Por dia, segundo o Sindicato dos Bancários, são pelo menos 30 golpes denunciados à Delegacia de Estelionato de Cascavel. 21% dos golpes envolvem pessoas idosas.
Ações criminosas de todos os tipos, como o pagamento de dívidas inexistentes, liberação de consignados através do INSS, pedidos de ajuda de familiares ou empréstimos que nunca são devolvidos.
Até mesmo bancários aposentados estão sendo enganados e perdendo dinheiro através dos golpes eletrônicos. A facilidade que hoje existe para os mais jovens é a dificuldade para os mais velhos, e isso já virou uma epidemia.
Alguns bancos estão instalando dispositivos para minimizar os problemas. Mas só isso não adianta.
"Eles já têm um dispositivo, logo que a vítima percebe que foi enganada, já dá para travar. Os dados sensíveis das pessoas foram vazados no passado. O golpista, quando ele liga ou quando ele manda mensagem, fazendo com que a pessoa caia nisso, ele tem lá CPF, ele tem número de benefícios do INSS, o nome completo. Então, nem se fala, ele tem todos os dados da pessoa", afirmou Ivanildo Claro da Silva, diretor de imprensa do Sindicato dos Bancários de Cascavel.
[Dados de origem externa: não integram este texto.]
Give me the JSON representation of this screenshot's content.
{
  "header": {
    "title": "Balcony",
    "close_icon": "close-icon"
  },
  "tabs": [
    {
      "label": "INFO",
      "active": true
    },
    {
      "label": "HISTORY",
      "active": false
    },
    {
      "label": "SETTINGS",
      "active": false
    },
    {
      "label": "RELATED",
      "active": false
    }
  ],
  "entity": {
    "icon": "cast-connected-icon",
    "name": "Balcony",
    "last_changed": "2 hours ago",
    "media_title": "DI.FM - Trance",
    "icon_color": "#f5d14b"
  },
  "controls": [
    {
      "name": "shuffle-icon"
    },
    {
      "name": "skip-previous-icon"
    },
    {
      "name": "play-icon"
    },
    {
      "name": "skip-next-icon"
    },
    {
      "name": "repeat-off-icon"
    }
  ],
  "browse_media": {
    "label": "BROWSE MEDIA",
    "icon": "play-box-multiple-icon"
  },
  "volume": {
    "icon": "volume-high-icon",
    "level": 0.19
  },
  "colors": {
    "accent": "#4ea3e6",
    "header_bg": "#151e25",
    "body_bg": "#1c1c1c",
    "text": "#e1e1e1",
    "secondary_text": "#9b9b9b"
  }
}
Outra tentativa para a redução dos golpes é a criação da Patrulha do Idoso, uma equipe especializada para o atendimento de pessoas idosas, tanto de forma presencial como na divulgação de orientações para mais de 50 mil moradores em Cascavel.
Uma lei foi aprovada e sancionada para a criação da Patrulha no ano passado, mas, na prática, ela ainda não existe. Por isso, o Conselho Municipal dos Direitos da Pessoa Idosa quer retomar o tema e já deu o primeiro passo, marcando uma reunião com os órgãos de segurança e outras secretarias municipais, buscando a efetivação deste novo dispositivo.
"É importante também que essas orientações venham da própria família, que a família possa orientar, que o nosso idoso esteja mais esperto com relação a isso. Então, vem por celular, vem por visita, vem por entrega, vêm até bancos ligando para sua casa como se fossem bancos, quando, na realidade, não são. Então, tem que haver mesmo, acho que há muito mais orientações", disse Sebastião Dias, presidente do Conselho Municipal dos Direitos da Pessoa Idosa.